I'm not sure - propositions:

• remove banned payment accounts filtering at all,
• not propagate this data via P2P - only locally,
• use different field to recognize account (salt?) or use hashing to make this data anonymous

[github-actions]

This issue has been automatically marked as stale because it has not had recent activity. It will be closed if no further activity occurs. Thank you for your contributions.

[github-actions]

This issue has been automatically closed because of inactivity. Feel free to reopen it if you think it is still relevant.

[pazza83]

Hi a user has brought this up again.

@alvasw please can you let me know if a solution is feasible

[github-actions]

This issue has been automatically marked as stale because it has not had recent activity. It will be closed if no further activity occurs.
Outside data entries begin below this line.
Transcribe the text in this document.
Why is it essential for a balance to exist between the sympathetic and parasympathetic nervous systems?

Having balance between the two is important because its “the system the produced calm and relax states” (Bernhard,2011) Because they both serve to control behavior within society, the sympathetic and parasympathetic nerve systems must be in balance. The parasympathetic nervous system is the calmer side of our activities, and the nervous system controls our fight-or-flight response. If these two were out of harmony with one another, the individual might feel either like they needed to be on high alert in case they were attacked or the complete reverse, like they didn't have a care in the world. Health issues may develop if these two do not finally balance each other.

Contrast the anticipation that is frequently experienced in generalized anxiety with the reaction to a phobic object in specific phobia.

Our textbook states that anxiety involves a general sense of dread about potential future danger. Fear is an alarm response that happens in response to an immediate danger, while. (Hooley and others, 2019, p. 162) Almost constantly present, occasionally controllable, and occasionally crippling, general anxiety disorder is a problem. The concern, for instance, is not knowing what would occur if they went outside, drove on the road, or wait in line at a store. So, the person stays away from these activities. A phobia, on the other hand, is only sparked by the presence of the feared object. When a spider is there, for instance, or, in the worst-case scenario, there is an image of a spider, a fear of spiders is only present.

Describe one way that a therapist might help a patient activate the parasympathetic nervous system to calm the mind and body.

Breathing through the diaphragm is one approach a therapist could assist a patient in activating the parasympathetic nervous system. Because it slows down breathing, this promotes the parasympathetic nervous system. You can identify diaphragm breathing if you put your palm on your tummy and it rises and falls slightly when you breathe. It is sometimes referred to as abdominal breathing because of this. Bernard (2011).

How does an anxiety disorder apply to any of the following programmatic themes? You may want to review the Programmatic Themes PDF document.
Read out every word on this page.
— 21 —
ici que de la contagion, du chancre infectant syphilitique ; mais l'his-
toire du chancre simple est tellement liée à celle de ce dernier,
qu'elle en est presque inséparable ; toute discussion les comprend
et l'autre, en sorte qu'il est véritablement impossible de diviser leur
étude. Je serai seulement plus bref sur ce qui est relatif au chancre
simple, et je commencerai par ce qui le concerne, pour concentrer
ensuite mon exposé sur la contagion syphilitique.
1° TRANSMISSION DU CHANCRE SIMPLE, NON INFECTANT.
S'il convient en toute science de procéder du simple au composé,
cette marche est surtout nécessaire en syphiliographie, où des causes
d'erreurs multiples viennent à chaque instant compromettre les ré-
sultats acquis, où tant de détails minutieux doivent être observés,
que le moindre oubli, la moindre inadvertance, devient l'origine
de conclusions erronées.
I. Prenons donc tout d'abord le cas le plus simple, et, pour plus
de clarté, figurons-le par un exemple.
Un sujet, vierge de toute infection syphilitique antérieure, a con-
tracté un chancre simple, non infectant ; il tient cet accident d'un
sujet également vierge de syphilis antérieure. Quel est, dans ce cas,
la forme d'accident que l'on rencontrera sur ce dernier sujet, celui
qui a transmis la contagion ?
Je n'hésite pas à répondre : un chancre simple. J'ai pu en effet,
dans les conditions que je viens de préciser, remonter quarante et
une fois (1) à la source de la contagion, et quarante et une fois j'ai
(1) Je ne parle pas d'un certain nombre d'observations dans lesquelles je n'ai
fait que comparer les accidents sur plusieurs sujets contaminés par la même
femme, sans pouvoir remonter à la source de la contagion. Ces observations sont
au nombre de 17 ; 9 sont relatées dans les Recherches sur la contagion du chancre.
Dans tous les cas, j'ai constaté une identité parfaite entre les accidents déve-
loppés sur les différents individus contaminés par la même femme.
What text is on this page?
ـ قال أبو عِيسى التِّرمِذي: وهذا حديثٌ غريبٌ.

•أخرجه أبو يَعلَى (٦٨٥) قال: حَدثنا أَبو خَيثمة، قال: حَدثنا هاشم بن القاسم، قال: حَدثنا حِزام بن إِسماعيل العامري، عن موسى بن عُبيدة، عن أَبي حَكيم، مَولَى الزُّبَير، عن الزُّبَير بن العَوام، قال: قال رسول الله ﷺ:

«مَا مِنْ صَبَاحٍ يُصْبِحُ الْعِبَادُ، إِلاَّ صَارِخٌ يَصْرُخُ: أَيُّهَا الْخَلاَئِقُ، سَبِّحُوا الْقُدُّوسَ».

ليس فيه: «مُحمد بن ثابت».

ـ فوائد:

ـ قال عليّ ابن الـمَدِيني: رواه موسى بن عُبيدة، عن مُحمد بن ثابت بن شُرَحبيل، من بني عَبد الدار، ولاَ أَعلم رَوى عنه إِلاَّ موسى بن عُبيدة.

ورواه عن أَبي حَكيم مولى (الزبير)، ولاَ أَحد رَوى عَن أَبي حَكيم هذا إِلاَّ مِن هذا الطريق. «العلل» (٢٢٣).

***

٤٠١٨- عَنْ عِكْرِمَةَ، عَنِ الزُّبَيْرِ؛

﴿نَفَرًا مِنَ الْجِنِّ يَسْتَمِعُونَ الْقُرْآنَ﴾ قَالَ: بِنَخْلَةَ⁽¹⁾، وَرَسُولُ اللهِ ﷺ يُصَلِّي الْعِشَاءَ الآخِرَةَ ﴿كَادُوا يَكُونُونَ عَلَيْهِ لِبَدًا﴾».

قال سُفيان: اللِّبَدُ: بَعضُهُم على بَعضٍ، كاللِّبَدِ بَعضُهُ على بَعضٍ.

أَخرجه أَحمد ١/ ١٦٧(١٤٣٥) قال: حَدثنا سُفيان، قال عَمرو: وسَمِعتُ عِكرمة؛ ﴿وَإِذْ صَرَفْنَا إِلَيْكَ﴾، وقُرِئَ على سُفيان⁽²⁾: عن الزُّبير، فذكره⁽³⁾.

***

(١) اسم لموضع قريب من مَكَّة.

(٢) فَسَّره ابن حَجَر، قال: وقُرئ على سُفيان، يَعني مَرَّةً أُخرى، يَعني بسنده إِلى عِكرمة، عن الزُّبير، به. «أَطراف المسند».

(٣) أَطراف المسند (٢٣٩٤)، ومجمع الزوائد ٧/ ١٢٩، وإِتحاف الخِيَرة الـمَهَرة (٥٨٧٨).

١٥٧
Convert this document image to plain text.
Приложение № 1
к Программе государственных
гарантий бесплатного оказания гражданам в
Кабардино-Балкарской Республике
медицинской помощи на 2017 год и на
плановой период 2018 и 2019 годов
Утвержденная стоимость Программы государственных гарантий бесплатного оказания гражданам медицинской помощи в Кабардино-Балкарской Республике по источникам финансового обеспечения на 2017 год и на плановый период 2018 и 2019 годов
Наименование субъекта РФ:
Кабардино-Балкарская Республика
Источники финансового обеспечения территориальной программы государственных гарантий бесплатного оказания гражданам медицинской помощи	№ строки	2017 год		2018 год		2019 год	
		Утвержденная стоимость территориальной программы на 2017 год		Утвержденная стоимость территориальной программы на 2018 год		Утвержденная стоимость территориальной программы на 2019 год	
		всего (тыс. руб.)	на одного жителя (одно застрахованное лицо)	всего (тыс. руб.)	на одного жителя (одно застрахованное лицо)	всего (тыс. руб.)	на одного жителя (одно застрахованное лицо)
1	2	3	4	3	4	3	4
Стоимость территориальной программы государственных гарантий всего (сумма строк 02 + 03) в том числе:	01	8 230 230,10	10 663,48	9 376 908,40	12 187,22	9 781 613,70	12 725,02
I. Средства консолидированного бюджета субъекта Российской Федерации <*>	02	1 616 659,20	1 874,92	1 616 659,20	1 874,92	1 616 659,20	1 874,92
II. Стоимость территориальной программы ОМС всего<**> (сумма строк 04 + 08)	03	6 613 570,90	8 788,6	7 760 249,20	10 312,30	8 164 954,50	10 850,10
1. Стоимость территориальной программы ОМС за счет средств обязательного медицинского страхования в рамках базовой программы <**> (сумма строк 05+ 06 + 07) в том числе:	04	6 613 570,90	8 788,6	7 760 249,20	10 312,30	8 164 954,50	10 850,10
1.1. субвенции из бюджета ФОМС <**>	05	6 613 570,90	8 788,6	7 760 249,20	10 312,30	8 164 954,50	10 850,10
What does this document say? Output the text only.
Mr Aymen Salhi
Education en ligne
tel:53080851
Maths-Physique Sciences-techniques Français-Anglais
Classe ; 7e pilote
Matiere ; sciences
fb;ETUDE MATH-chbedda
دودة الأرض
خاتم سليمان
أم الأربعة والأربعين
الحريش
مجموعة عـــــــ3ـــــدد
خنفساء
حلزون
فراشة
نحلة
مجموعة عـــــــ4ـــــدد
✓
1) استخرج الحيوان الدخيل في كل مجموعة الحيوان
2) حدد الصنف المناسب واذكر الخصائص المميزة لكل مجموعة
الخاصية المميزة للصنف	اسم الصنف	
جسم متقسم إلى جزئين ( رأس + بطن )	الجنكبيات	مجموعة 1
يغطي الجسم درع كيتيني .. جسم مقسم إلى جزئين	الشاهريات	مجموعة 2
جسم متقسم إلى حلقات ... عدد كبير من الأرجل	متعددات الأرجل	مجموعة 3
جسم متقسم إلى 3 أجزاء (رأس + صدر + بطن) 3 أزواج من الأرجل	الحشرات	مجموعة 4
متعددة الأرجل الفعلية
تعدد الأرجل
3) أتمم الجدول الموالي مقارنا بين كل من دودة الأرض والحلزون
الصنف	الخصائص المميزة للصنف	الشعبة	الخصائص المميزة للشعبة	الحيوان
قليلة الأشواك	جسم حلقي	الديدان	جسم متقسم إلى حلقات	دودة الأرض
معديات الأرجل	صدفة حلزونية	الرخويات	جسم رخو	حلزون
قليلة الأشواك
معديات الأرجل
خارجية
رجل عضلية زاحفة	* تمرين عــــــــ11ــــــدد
Thank you for your contributions.

[pazza83]

Hi @jmacxx is this something you would be able to take on?

[github-actions]

This issue has been automatically marked as stale because it has not had recent activity. It will be closed if no further activity occurs. Thank you for your contributions.

[github-actions]

This issue has been automatically closed because of inactivity. Feel free to reopen it if you think it is still relevant.